While some entrepreneurs brag about achieving success without much planning, stories like Talbert’s are much more common among businesses that don’t have an ongoing marketing program. Just as a winning football team always goes onto the field with a solid game plan, your business must have an outline of how to reach out to prospective customers in order to succeed.
If the word “plan” makes you break into a cold sweat, fear not. It’s possible to create a simple, effective marketing plan in less than 24 hours. By following a series of steps, you can schedule your marketing activities as part of your daily routine and reach your expansion goals much sooner.
23 hours to a great marketing plan
HOUR 1: Taking Stock
Before you map out where you want your marketing plan to take you, you need to find out where you are now. How have you positioned your business in the market? Is this how your customers see you? You may want to ask some of them for feedback. Being as objective as possible, write four or five paragraphs that summarize your business, including its philosophy, strengths and weaknesses. Don’t worry if it’s not neatly organized — it’s more important just to get everything down on paper.
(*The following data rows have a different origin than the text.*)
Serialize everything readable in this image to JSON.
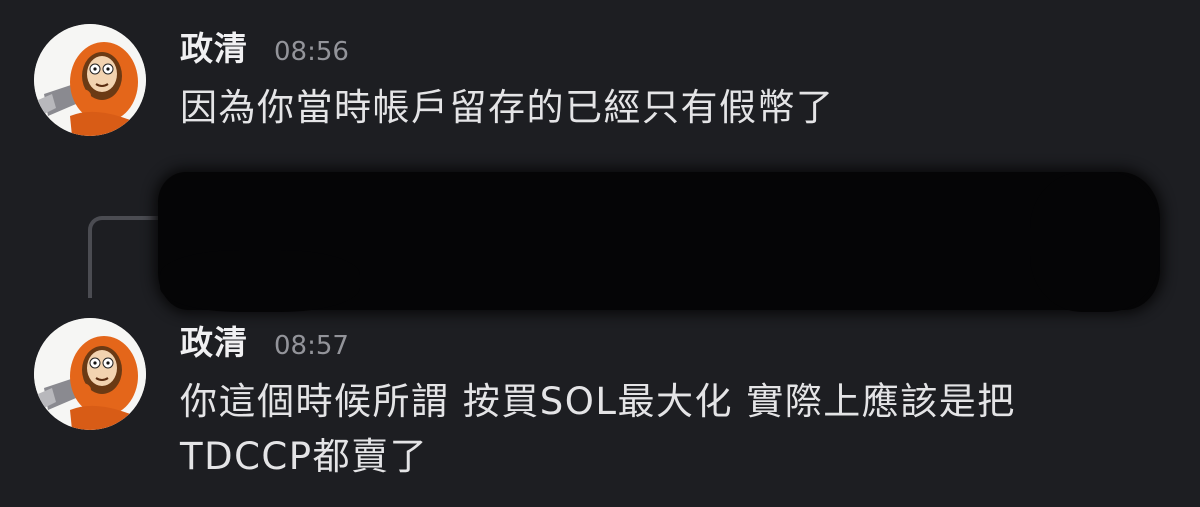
{
  "messages": [
    {
      "author": "政清",
      "time": "08:56",
      "text": "因為你當時帳戶留存的已經只有假幣了"
    },
    {
      "author": "政清",
      "time": "08:57",
      "text": "你這個時候所謂 按買SOL最大化 實際上應該是把\nTDCCP都賣了"
    }
  ],
  "icons": {
    "avatar": "kenny-avatar",
    "reply": "reply-connector",
    "redaction": "redacted-reply-preview"
  },
  "colors": {
    "background": "#1d1e22",
    "text": "#e4e4e6",
    "timestamp": "#93949a",
    "avatar_parka": "#e4661a"
  }
}
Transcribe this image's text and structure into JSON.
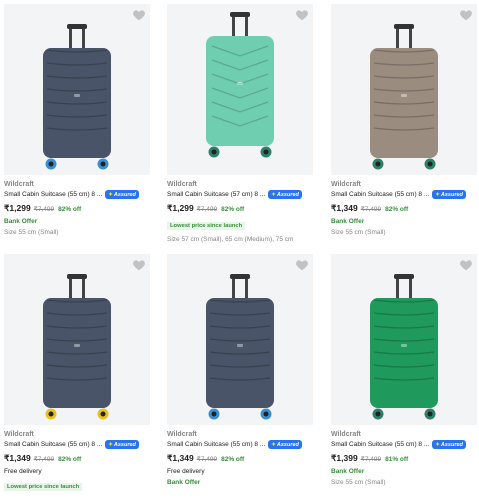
{
  "products": [
    {
      "brand": "Wildcraft",
      "title": "Small Cabin Suitcase (55 cm) 8 ...",
      "assured": "Assured",
      "price": "₹1,299",
      "mrp": "₹7,499",
      "discount": "82% off",
      "offer": "Bank Offer",
      "badge": "",
      "delivery": "",
      "size": "Size 55 cm (Small)",
      "color": "#4a5468",
      "accent": "#3a8fd0",
      "heart_color": "#c2c2c2"
    },
    {
      "brand": "Wildcraft",
      "title": "Small Cabin Suitcase (57 cm) 8 ...",
      "assured": "Assured",
      "price": "₹1,299",
      "mrp": "₹7,499",
      "discount": "82% off",
      "offer": "",
      "badge": "Lowest price since launch",
      "delivery": "",
      "size": "Size 57 cm (Small), 65 cm (Medium), 75 cm",
      "color": "#6fcdb0",
      "accent": "#2f7f6a",
      "heart_color": "#c2c2c2"
    },
    {
      "brand": "Wildcraft",
      "title": "Small Cabin Suitcase (55 cm) 8 ...",
      "assured": "Assured",
      "price": "₹1,349",
      "mrp": "₹7,499",
      "discount": "82% off",
      "offer": "Bank Offer",
      "badge": "",
      "delivery": "",
      "size": "Size 55 cm (Small)",
      "color": "#9b8c80",
      "accent": "#2f7f6a",
      "heart_color": "#c2c2c2"
    },
    {
      "brand": "Wildcraft",
      "title": "Small Cabin Suitcase (55 cm) 8 ...",
      "assured": "Assured",
      "price": "₹1,349",
      "mrp": "₹7,499",
      "discount": "82% off",
      "offer": "",
      "badge": "Lowest price since launch",
      "delivery": "Free delivery",
      "size": "",
      "color": "#4a5468",
      "accent": "#e6c21a",
      "heart_color": "#c2c2c2"
    },
    {
      "brand": "Wildcraft",
      "title": "Small Cabin Suitcase (55 cm) 8 ...",
      "assured": "Assured",
      "price": "₹1,349",
      "mrp": "₹7,499",
      "discount": "82% off",
      "offer": "Bank Offer",
      "badge": "",
      "delivery": "Free delivery",
      "size": "",
      "color": "#4a5468",
      "accent": "#3a8fd0",
      "heart_color": "#c2c2c2"
    },
    {
      "brand": "Wildcraft",
      "title": "Small Cabin Suitcase (55 cm) 8 ...",
      "assured": "Assured",
      "price": "₹1,399",
      "mrp": "₹7,499",
      "discount": "81% off",
      "offer": "Bank Offer",
      "badge": "",
      "delivery": "",
      "size": "Size 55 cm (Small)",
      "color": "#1f9a5c",
      "accent": "#2f7f6a",
      "heart_color": "#c2c2c2"
    }
  ]
}
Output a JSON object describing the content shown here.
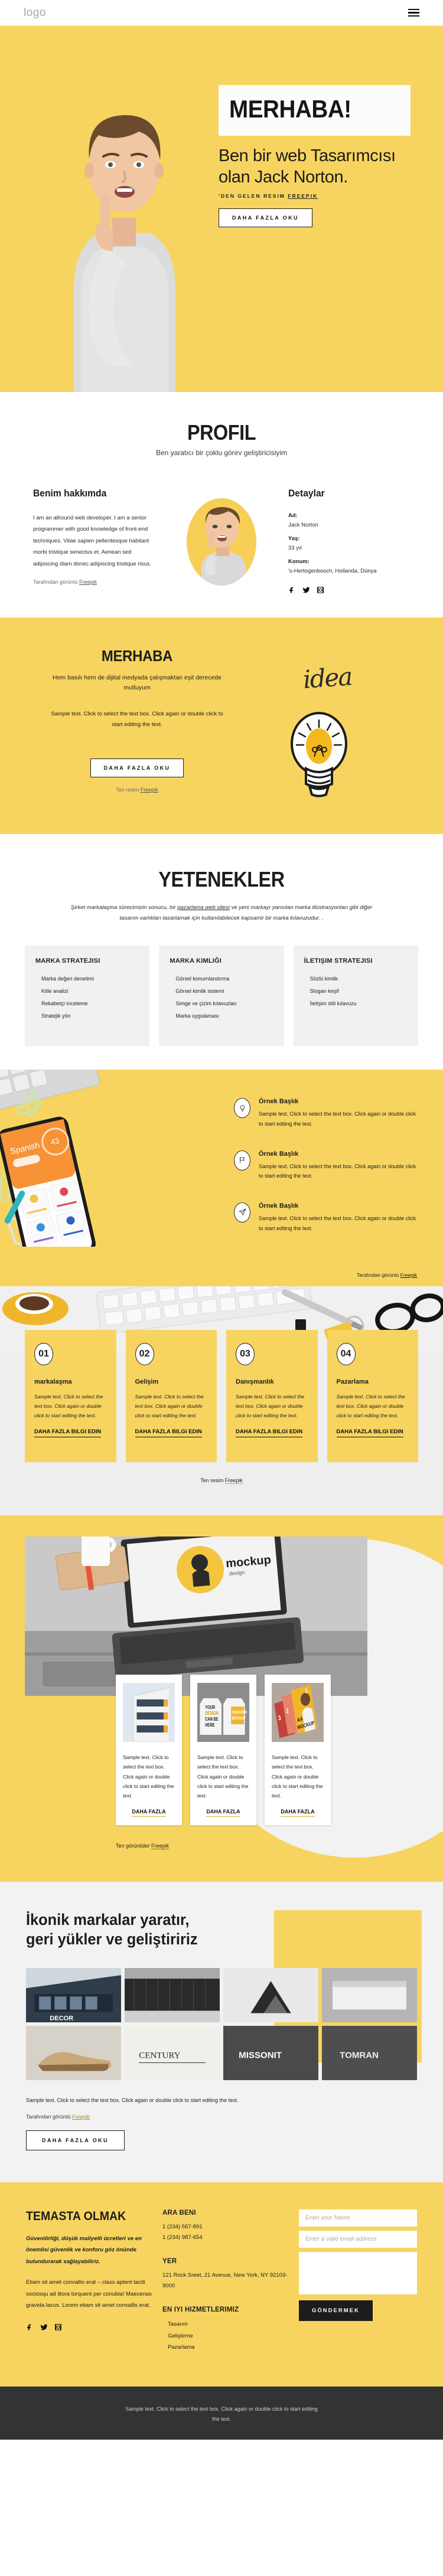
{
  "header": {
    "logo": "logo",
    "menu_label": "menu"
  },
  "hero": {
    "badge": "MERHABA!",
    "headline": "Ben bir web Tasarımcısı olan Jack Norton.",
    "credit": "'DEN GELEN RESIM ",
    "credit_link": "FREEPIK",
    "cta": "DAHA FAZLA OKU"
  },
  "profil": {
    "title": "PROFIL",
    "subtitle": "Ben yaratıcı bir çoklu görev geliştiricisiyim",
    "about_head": "Benim hakkımda",
    "about_body": "I am an allround web developer. I am a senior programmer with good knowledge of front-end techniques. Vitae sapien pellentesque habitant morbi tristique senectus et. Aenean sed adipiscing diam donec adipiscing tristique risus.",
    "about_credit": "Tarafından görüntü ",
    "about_credit_link": "Freepik",
    "details_head": "Detaylar",
    "details": [
      {
        "label": "Ad:",
        "value": "Jack Norton"
      },
      {
        "label": "Yaş:",
        "value": "33 yıl"
      },
      {
        "label": "Konum:",
        "value": "'s-Hertogenbosch, Hollanda, Dünya"
      }
    ],
    "socials": [
      "facebook-icon",
      "twitter-icon",
      "instagram-icon"
    ]
  },
  "merhaba": {
    "title": "MERHABA",
    "tagline": "Hem basılı hem de dijital medyada çalışmaktan eşit derecede mutluyum",
    "body": "Sample text. Click to select the text box. Click again or double click to start editing the text.",
    "cta": "DAHA FAZLA OKU",
    "idea_word": "idea",
    "credit": "Ten resim ",
    "credit_link": "Freepik"
  },
  "yetenekler": {
    "title": "YETENEKLER",
    "desc_1": "Şirket markalaşma sürecimizin sonucu, bir ",
    "desc_link": "pazarlama web sitesi",
    "desc_2": " ve yeni markayı yansıtan marka illüstrasyonları gibi diğer tasarım varlıkları tasarlamak için kullanılabilecek kapsamlı bir marka kılavuzudur. .",
    "cards": [
      {
        "title": "MARKA STRATEJISI",
        "items": [
          "Marka değeri denetimi",
          "Kitle analizi",
          "Rekabetçi inceleme",
          "Stratejik yön"
        ]
      },
      {
        "title": "MARKA KIMLIĞI",
        "items": [
          "Görsel konumlandırma",
          "Görsel kimlik sistemi",
          "Simge ve çizim kılavuzları",
          "Marka uygulaması"
        ]
      },
      {
        "title": "İLETIŞIM STRATEJISI",
        "items": [
          "Sözlü kimlik",
          "Slogan keşif",
          "İletişim stili kılavuzu"
        ]
      }
    ]
  },
  "features": {
    "items": [
      {
        "icon": "lightbulb-icon",
        "title": "Örnek Başlık",
        "body": "Sample text. Click to select the text box. Click again or double click to start editing the text."
      },
      {
        "icon": "flag-icon",
        "title": "Örnek Başlık",
        "body": "Sample text. Click to select the text box. Click again or double click to start editing the text."
      },
      {
        "icon": "paper-plane-icon",
        "title": "Örnek Başlık",
        "body": "Sample text. Click to select the text box. Click again or double click to start editing the text."
      }
    ],
    "credit": "Tarafından görüntü ",
    "credit_link": "Freepik"
  },
  "steps": {
    "cards": [
      {
        "num": "01",
        "title": "markalaşma",
        "body": "Sample text. Click to select the text box. Click again or double click to start editing the text.",
        "cta": "DAHA FAZLA BILGI EDIN"
      },
      {
        "num": "02",
        "title": "Gelişim",
        "body": "Sample text. Click to select the text box. Click again or double click to start editing the text.",
        "cta": "DAHA FAZLA BILGI EDIN"
      },
      {
        "num": "03",
        "title": "Danışmanlık",
        "body": "Sample text. Click to select the text box. Click again or double click to start editing the text.",
        "cta": "DAHA FAZLA BILGI EDIN"
      },
      {
        "num": "04",
        "title": "Pazarlama",
        "body": "Sample text. Click to select the text box. Click again or double click to start editing the text.",
        "cta": "DAHA FAZLA BILGI EDIN"
      }
    ],
    "credit": "Ten resim ",
    "credit_link": "Freepik"
  },
  "portfolio": {
    "cards": [
      {
        "body": "Sample text. Click to select the text box. Click again or double click to start editing the text.",
        "cta": "DAHA FAZLA"
      },
      {
        "body": "Sample text. Click to select the text box. Click again or double click to start editing the text.",
        "cta": "DAHA FAZLA"
      },
      {
        "body": "Sample text. Click to select the text box. Click again or double click to start editing the text.",
        "cta": "DAHA FAZLA"
      }
    ],
    "credit": "Ten görüntüler ",
    "credit_link": "Freepik"
  },
  "brands": {
    "headline": "İkonik markalar yaratır, geri yükler ve geliştiririz",
    "body": "Sample text. Click to select the text box. Click again or double click to start editing the text.",
    "credit": "Tarafından görüntü ",
    "credit_link": "Freepik",
    "cta": "DAHA FAZLA OKU"
  },
  "contact": {
    "title": "TEMASTA OLMAK",
    "lead": "Güvenilirliği, düşük maliyetli ücretleri ve en önemlisi güvenlik ve konforu göz önünde bulundurarak sağlayabiliriz.",
    "para": "Etiam sit amet convallis erat – class aptent taciti sociosqu ad litora torquent per conubia! Maecenas gravida lacus. Lorem etiam sit amet convallis erat.",
    "socials": [
      "facebook-icon",
      "twitter-icon",
      "instagram-icon"
    ],
    "call_head": "ARA BENI",
    "phones": "1 (234) 567-891\n1 (234) 987-654",
    "place_head": "YER",
    "address": "121 Rock Sreet, 21 Avenue, New York, NY 92103-9000",
    "services_head": "EN IYI HIZMETLERIMIZ",
    "services": [
      "Tasarım",
      "Geliştirme",
      "Pazarlama"
    ],
    "form": {
      "name_placeholder": "Enter your Name",
      "email_placeholder": "Enter a valid email address",
      "message_placeholder": "",
      "submit": "GÖNDERMEK"
    }
  },
  "footer": {
    "text": "Sample text. Click to select the text box. Click again or double click to start editing the text."
  },
  "colors": {
    "yellow": "#f7d45f",
    "dark": "#1c1c1c",
    "grey": "#f2f2f2",
    "footer": "#333333"
  }
}
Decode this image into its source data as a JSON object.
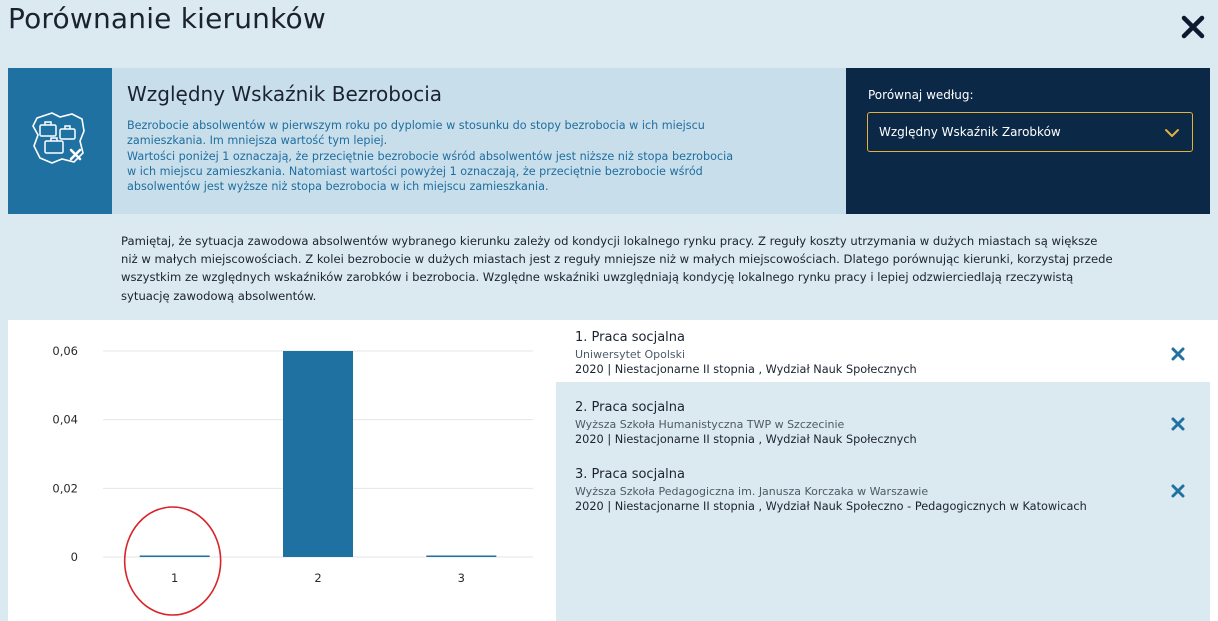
{
  "modal": {
    "title": "Porównanie kierunków",
    "close_icon": "close-icon"
  },
  "indicator": {
    "icon": "map-with-briefcases-icon",
    "title": "Względny Wskaźnik Bezrobocia",
    "description_lines": [
      "Bezrobocie absolwentów w pierwszym roku po dyplomie w stosunku do stopy bezrobocia w ich miejscu",
      "zamieszkania. Im mniejsza wartość tym lepiej.",
      "Wartości poniżej 1 oznaczają, że przeciętnie bezrobocie wśród absolwentów jest niższe niż stopa bezrobocia",
      "w ich miejscu zamieszkania. Natomiast wartości powyżej 1 oznaczają, że przeciętnie bezrobocie wśród",
      "absolwentów jest wyższe niż stopa bezrobocia w ich miejscu zamieszkania."
    ]
  },
  "compare": {
    "label": "Porównaj według:",
    "selected": "Względny Wskaźnik Zarobków",
    "chevron_icon": "chevron-down-icon"
  },
  "note_lines": [
    "Pamiętaj, że sytuacja zawodowa absolwentów wybranego kierunku zależy od kondycji lokalnego rynku pracy. Z reguły koszty utrzymania w dużych miastach są większe",
    "niż w małych miejscowościach. Z kolei bezrobocie w dużych miastach jest z reguły mniejsze niż w małych miejscowościach. Dlatego porównując kierunki, korzystaj przede",
    "wszystkim ze względnych wskaźników zarobków i bezrobocia. Względne wskaźniki uwzględniają kondycję lokalnego rynku pracy i lepiej odzwierciedlają rzeczywistą",
    "sytuację zawodową absolwentów."
  ],
  "chart_data": {
    "type": "bar",
    "categories": [
      "1",
      "2",
      "3"
    ],
    "values": [
      0,
      0.06,
      0
    ],
    "ylim": [
      0,
      0.06
    ],
    "yticks": [
      0,
      0.02,
      0.04,
      0.06
    ],
    "ytick_labels": [
      "0",
      "0,02",
      "0,04",
      "0,06"
    ],
    "grid": true,
    "bar_color": "#1f71a2",
    "highlight_marker": {
      "category": "1",
      "shape": "ellipse",
      "color": "#d9232a"
    }
  },
  "programs": [
    {
      "title": "1. Praca socjalna",
      "university": "Uniwersytet Opolski",
      "details": "2020 | Niestacjonarne II stopnia , Wydział Nauk Społecznych",
      "remove_icon": "remove-icon"
    },
    {
      "title": "2. Praca socjalna",
      "university": "Wyższa Szkoła Humanistyczna TWP w Szczecinie",
      "details": "2020 | Niestacjonarne II stopnia , Wydział Nauk Społecznych",
      "remove_icon": "remove-icon"
    },
    {
      "title": "3. Praca socjalna",
      "university": "Wyższa Szkoła Pedagogiczna im. Janusza Korczaka w Warszawie",
      "details": "2020 | Niestacjonarne II stopnia , Wydział Nauk Społeczno - Pedagogicznych w Katowicach",
      "remove_icon": "remove-icon"
    }
  ],
  "colors": {
    "accent": "#1f71a2",
    "navy": "#0b2847",
    "panel_light": "#dbe9f1",
    "select_border": "#e3b23c",
    "marker_red": "#d9232a"
  }
}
HOURS 2-3: Setting the Goal
Now that you have a sense of where you are, you can decide where you want to go. Ask yourself what you’re trying to accomplish. Do you want to increase sales? Change the perception of your business among target audiences? Generate more store traffic? Enter a new market where you may not have much experience?
Outline each of your goals, and be specific. While you should be optimistic, use a healthy dose of realism to keep you grounded. Remember, the best marketing plan in the world is not likely to increase sales 80 percent this year, that is, barring special circumstances such as an outstanding new product introduction or the sudden disappearance of your competition. While it’s fine to have multiple goals, be sure to prioritize them so you can create a realistic plan to achieve them.
Hitting the target
HOUR 3-4: Hitting the Target
Who are your target audiences? If you say “everyone,” you need to rethink your answer. Even the largest companies don’t market blindly to every individual.
They break their audiences down into distinct profiles, or niche markets, and create messages and vehicles designed to reach each segment.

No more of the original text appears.